If you feel like the person you’re with isn’t enhancing your life, helping you improve, and vice versa, it’s time to reevaluate. The two of you can’t grow together if one of you brings the other down or makes you feel less.
You don’t know who you are.
If you’re constantly putting your needs on the back burner in your relationship, it’s a red flag.
“If your relationship has become more about trying to satisfy your partner’s needs while ignoring your own, it’s a red flag.” — Amica Graber.
Take a moment right now. Do you do things for yourself? Are you upkeeping your health? Your hobbies? Do you wake up in the morning feeling happy and fulfilled, or do you feel like everything you do is meant to satisfy everyone but you?

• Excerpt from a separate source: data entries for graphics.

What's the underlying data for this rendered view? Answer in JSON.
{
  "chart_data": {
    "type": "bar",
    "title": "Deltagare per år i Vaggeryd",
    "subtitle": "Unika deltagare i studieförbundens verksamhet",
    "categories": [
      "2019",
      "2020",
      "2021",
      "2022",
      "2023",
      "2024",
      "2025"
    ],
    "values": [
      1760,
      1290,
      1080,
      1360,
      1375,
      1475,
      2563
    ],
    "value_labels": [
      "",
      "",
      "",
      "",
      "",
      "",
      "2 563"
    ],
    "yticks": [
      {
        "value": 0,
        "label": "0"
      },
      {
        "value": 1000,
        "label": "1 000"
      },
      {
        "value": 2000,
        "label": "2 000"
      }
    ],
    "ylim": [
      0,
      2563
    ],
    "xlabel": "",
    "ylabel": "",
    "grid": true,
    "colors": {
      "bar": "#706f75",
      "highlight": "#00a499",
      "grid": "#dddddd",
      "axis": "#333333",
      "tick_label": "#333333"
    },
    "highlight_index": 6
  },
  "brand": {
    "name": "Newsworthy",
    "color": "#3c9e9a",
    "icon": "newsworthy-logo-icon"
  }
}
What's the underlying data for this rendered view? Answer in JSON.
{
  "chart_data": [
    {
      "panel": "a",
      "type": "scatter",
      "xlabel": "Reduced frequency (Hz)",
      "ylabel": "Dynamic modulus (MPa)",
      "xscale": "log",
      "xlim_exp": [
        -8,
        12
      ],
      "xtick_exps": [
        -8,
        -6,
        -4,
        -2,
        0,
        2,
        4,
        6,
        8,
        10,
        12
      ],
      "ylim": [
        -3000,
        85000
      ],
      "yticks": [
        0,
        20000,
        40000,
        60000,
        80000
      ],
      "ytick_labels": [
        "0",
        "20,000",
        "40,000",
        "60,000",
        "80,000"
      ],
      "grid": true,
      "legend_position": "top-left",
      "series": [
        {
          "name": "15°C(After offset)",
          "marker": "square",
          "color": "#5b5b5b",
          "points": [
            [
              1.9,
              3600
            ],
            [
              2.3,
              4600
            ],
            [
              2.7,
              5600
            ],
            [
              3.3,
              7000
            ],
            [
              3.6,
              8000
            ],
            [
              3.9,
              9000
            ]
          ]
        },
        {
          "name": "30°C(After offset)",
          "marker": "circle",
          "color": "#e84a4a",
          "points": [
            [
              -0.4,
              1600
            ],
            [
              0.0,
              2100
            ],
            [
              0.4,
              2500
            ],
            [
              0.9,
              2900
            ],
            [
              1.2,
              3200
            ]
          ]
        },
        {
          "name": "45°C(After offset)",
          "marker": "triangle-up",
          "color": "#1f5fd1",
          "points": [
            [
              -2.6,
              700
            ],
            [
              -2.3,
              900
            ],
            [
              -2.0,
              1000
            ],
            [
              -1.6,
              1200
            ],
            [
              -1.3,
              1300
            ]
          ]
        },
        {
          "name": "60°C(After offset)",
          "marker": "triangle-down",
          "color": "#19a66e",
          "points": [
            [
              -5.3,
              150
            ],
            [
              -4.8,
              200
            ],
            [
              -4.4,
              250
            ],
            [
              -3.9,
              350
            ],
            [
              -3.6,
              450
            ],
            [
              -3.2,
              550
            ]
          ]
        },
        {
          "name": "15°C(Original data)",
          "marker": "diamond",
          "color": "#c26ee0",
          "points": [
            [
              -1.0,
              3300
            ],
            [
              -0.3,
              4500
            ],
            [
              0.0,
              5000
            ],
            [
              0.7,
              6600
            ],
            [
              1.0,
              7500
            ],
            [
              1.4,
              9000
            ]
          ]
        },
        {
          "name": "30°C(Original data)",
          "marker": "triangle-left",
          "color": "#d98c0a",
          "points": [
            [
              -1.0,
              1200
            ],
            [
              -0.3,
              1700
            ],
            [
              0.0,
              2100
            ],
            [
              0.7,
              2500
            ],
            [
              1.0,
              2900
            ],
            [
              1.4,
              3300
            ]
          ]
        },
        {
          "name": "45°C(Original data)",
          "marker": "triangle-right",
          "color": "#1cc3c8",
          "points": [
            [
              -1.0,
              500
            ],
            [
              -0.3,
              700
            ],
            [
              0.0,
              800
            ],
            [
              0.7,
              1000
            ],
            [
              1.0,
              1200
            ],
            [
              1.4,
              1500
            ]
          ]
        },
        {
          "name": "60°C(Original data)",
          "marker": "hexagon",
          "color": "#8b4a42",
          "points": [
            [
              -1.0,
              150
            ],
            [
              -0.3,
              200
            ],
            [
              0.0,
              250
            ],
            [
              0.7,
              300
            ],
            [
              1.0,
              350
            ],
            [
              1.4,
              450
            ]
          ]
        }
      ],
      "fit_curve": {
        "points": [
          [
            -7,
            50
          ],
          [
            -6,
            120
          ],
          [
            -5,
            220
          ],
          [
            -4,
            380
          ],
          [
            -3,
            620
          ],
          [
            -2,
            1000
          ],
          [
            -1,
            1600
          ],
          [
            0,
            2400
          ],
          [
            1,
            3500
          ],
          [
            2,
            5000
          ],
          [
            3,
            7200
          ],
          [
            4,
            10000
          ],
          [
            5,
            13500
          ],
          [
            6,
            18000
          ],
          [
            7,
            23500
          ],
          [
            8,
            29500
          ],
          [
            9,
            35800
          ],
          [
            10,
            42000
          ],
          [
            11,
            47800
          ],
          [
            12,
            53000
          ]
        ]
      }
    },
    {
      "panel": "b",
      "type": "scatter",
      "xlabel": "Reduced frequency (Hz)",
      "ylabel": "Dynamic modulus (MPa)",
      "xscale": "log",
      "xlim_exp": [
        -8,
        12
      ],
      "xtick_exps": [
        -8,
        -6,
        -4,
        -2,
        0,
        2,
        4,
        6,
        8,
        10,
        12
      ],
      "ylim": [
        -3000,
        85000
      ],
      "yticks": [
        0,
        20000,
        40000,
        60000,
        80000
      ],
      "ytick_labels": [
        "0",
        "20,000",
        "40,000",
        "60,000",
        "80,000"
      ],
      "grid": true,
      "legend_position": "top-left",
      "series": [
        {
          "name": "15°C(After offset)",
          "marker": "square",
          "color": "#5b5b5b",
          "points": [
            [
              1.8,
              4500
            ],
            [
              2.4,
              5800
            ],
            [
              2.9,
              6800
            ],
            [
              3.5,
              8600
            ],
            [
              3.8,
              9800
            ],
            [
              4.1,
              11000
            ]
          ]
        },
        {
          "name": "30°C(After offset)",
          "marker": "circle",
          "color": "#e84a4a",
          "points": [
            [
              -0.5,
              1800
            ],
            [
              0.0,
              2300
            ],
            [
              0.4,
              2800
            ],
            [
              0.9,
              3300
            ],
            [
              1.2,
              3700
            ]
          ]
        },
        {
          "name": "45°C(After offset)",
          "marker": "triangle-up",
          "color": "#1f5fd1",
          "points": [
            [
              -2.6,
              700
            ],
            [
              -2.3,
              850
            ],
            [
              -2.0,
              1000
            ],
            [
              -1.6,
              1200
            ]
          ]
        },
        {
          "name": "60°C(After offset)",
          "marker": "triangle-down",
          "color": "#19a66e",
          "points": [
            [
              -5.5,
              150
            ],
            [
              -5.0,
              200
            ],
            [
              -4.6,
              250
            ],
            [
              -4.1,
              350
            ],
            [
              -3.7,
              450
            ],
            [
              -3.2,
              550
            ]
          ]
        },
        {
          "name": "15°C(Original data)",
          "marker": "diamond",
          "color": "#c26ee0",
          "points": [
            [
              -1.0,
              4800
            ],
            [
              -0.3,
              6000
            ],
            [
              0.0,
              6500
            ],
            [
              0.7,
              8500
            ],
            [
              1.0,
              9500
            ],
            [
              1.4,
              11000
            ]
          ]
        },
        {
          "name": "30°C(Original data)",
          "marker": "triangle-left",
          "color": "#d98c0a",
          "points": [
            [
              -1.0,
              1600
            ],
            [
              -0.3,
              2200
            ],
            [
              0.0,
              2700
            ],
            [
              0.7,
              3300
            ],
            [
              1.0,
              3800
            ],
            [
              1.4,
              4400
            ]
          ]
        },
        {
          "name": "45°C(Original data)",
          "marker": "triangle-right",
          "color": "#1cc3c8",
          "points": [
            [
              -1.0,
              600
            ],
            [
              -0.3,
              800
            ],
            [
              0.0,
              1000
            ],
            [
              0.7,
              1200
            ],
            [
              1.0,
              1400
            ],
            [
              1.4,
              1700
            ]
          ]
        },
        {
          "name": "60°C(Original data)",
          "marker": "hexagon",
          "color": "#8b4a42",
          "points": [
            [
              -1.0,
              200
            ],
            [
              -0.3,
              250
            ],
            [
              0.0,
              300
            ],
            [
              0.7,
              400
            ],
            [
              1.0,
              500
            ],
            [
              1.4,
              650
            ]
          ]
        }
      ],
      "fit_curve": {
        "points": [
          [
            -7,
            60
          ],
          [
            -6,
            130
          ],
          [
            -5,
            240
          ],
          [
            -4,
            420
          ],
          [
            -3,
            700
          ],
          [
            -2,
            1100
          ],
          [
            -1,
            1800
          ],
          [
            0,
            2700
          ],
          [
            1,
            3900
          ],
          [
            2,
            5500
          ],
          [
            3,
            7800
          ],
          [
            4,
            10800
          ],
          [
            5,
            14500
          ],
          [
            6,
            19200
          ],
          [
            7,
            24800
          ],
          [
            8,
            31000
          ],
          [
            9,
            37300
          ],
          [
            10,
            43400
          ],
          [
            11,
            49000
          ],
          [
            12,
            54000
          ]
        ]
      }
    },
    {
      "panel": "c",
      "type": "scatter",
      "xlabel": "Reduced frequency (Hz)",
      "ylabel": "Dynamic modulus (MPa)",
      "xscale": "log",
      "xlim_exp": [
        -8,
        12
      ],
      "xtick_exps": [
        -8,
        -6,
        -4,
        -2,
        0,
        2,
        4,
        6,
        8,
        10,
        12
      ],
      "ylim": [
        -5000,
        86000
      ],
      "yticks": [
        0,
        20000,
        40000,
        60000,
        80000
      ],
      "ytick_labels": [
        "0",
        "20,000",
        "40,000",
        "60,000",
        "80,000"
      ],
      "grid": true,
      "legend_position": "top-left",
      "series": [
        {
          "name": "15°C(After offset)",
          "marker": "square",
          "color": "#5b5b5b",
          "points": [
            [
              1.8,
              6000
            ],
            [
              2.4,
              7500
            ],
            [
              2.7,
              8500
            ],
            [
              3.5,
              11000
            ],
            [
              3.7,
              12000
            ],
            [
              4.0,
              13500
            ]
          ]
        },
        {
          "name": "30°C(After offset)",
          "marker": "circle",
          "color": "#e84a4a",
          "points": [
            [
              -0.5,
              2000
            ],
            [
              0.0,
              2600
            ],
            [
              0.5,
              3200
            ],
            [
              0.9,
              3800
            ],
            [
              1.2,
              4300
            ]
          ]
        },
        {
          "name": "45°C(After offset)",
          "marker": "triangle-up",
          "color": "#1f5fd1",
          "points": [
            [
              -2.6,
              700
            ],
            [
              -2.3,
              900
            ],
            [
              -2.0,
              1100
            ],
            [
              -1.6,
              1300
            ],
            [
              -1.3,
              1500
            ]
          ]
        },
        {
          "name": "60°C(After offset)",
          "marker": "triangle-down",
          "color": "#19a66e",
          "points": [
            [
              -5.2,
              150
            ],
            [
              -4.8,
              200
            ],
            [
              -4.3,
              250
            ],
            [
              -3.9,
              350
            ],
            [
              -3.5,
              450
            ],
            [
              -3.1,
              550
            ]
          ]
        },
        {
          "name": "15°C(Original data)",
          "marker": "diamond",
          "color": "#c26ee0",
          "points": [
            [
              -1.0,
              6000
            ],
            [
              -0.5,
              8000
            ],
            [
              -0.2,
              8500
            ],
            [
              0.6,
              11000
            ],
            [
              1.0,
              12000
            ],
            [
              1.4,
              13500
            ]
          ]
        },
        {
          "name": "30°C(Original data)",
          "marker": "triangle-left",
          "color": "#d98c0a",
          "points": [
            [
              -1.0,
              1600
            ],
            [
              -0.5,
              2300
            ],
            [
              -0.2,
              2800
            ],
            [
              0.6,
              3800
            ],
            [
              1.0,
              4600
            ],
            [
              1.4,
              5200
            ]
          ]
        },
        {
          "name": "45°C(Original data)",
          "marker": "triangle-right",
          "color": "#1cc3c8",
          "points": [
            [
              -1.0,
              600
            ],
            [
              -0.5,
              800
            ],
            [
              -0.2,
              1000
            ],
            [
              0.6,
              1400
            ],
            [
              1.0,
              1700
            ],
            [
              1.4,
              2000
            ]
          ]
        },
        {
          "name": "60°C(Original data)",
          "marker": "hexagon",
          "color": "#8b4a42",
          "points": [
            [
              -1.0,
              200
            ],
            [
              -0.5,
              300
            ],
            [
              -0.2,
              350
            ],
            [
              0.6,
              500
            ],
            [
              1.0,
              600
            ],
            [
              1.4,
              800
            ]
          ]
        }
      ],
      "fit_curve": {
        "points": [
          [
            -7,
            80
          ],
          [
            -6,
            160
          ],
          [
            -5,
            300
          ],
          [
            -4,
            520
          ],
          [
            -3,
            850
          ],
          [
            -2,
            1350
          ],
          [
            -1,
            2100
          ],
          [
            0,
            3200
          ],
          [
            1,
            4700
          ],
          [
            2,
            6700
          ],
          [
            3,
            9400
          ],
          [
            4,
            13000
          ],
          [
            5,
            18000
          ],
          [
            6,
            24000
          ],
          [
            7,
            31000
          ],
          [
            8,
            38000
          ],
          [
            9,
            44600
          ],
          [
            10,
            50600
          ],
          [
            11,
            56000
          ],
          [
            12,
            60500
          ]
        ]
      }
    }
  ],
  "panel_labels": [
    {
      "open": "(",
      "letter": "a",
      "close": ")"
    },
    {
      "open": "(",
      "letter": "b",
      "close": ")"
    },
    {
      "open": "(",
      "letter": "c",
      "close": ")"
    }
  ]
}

Usually, unhealthy relationships require a lot more effort to keep them going, which means dialing back on the things you used to love to do daily that genuinely brought joy into your life.
Before meeting my partner, I took a dating hiatus because my past relationship made me lose myself. I was young and trying to discover who I was but too caught up in the yo-yo attention my ex gave me.
I was giving up my friends constantly, my dreams and aspirations, quality time with family, and most importantly, quality time with myself.
If you feel lost right now in your relationship and you feel like you don’t do a single thing for yourself, don’t take a step back; in fact, close the book and start a new one.
You can’t have a healthy partnership with someone who constantly takes from you and doesn’t allow you to work on yourself.
It’s not worth spending your time — your life — with someone who doesn’t make you feel good and wholesome about yourself.
Your partner should make you feel good, happy, and joyous about your time together. Not drained and mentally exhausted.
If you feel like you can’t advance, improve, and grow together, then what are you even doing?